Dans un courrier adressé au Premier ministre, 18 organisations dont l'Unccas et l'Uniopss alertent sur les disparités territoriales déjà importantes dans le secteur en lien avec les politiques départementales. Elles appellent à préserver la cinquième branche de la sécurité sociale en tant que garante de la solidarité nationale, rejoignant en cela l'appel qu'avaient lancé onze anciens ministres de la Santé le 18 novembre dernier. Pour l'économiste de la santé Frédéric Bizard, il importe pourtant de remettre au centre l'objectif de "territorialisation de la santé", ce qui passe selon lui avant tout par un renforcement de l'échelon départemental.   

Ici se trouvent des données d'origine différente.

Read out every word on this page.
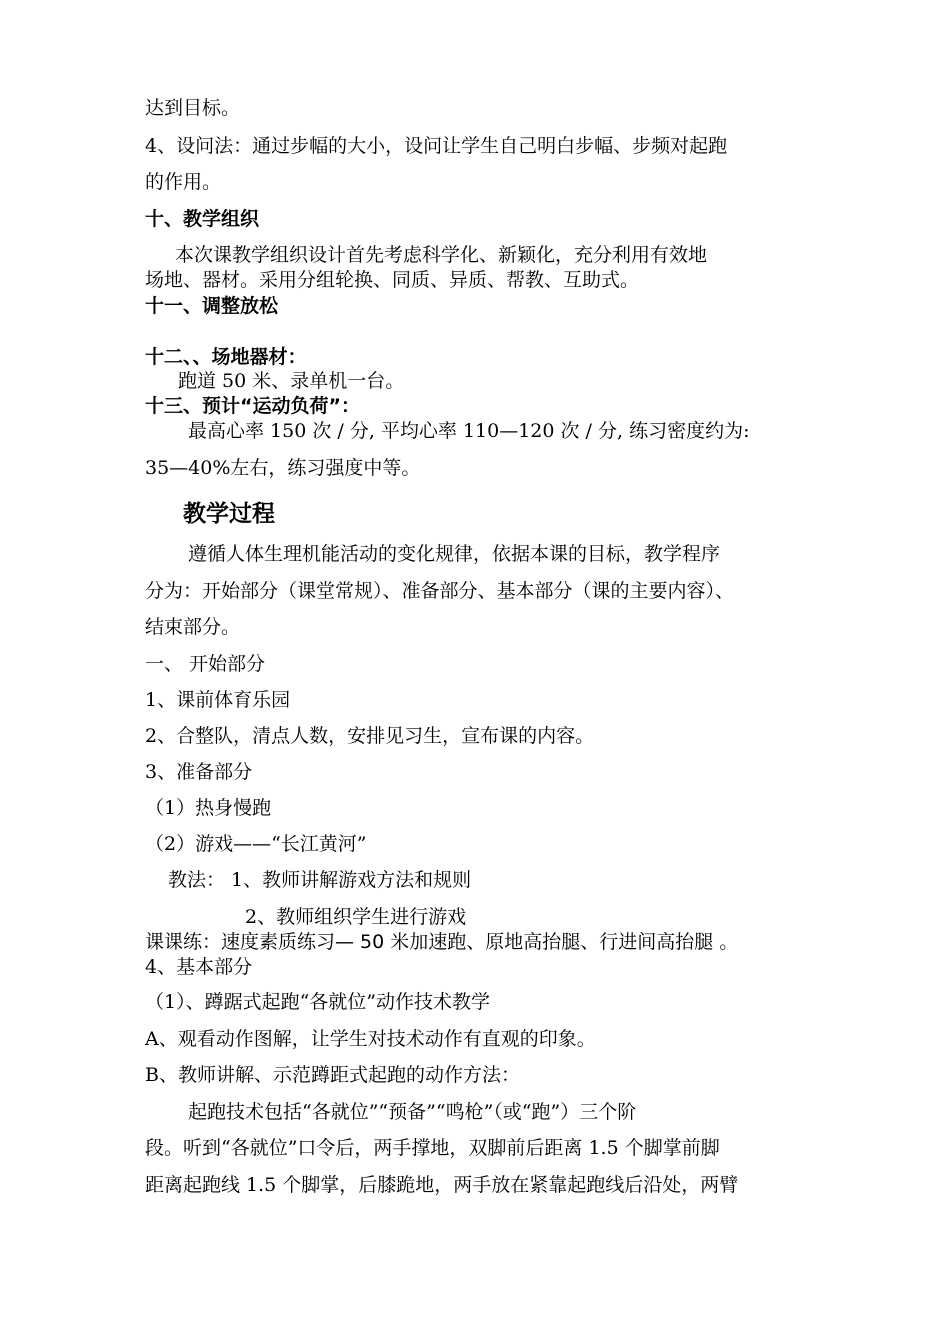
达到目标。

4、设问法：通过步幅的大小，设问让学生自己明白步幅、步频对起跑

的作用。

十、教学组织

本次课教学组织设计首先考虑科学化、新颖化，充分利用有效地

场地、器材。采用分组轮换、同质、异质、帮教、互助式。

十一、调整放松

十二、、场地器材：

跑道 50 米、录单机一台。

十三、预计“运动负荷”：

最高心率 150 次 / 分, 平均心率 110—120 次 / 分, 练习密度约为:

35—40%左右，练习强度中等。

教学过程

遵循人体生理机能活动的变化规律，依据本课的目标，教学程序

分为：开始部分（课堂常规）、准备部分、基本部分（课的主要内容）、

结束部分。

一、 开始部分

1、课前体育乐园

2、合整队，清点人数，安排见习生，宣布课的内容。

3、准备部分

（1）热身慢跑

（2）游戏——“长江黄河”

教法： 1、教师讲解游戏方法和规则

2、教师组织学生进行游戏

课课练：速度素质练习— 50 米加速跑、原地高抬腿、行进间高抬腿 。

4、基本部分

（1）、蹲踞式起跑“各就位”动作技术教学

A、观看动作图解，让学生对技术动作有直观的印象。

B、教师讲解、示范蹲距式起跑的动作方法：

起跑技术包括“各就位”“预备”“鸣枪”（或“跑”）三个阶

段。听到“各就位”口令后，两手撑地，双脚前后距离 1.5 个脚掌前脚

距离起跑线 1.5 个脚掌，后膝跪地，两手放在紧靠起跑线后沿处，两臂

Les départements pourraient devenir l'autorité unique en matière de maintien à domicile des personnes en perte d'autonomie : c'est en tout cas le scénario souhaité par le Premier ministre Sébastien Lecornu, ce qu'il vient de confirmer par courrier aux départements (voir notre article). L'annonce a fait bondir 18 réseaux – du public, du privé et du non-lucratif - représentatifs des établissements et services médico-sociaux (ESMS), dont l'Uniopss, l'Union nationale des centres communaux d'action sociale (Unccas), la Fédération hospitalière de France (FHF) ou encore la Fnadepa et l'UNA (1). 

Aide à domicile : les professionnels "les plus paupérisés" et les disparités territoriales "les plus flagrantes"

"Une telle décision constituerait une rupture majeure dans l’organisation de la protection sociale, avec des conséquences lourdes pour les personnes les plus vulnérables", alertent ces acteurs. Pour ces derniers, l'aide à domicile constitue déjà le "secteur où les professionnels sont les plus paupérisés, qui est le moins renseigné par des données robustes et où les disparités territoriales sont les plus flagrantes". Or, les organisations estiment que "les chiffres sont sans appel" : "les crédits de la branche Autonomie ont évolué au rythme des besoins et des coûts, et leur répartition a été équitable sur tout le territoire" depuis cinq ans, tandis que dans certains territoires "les financements départementaux – prestation dépendance, tarifs d’hébergement, aides individuelles – n’ont pas suivi l’inflation". 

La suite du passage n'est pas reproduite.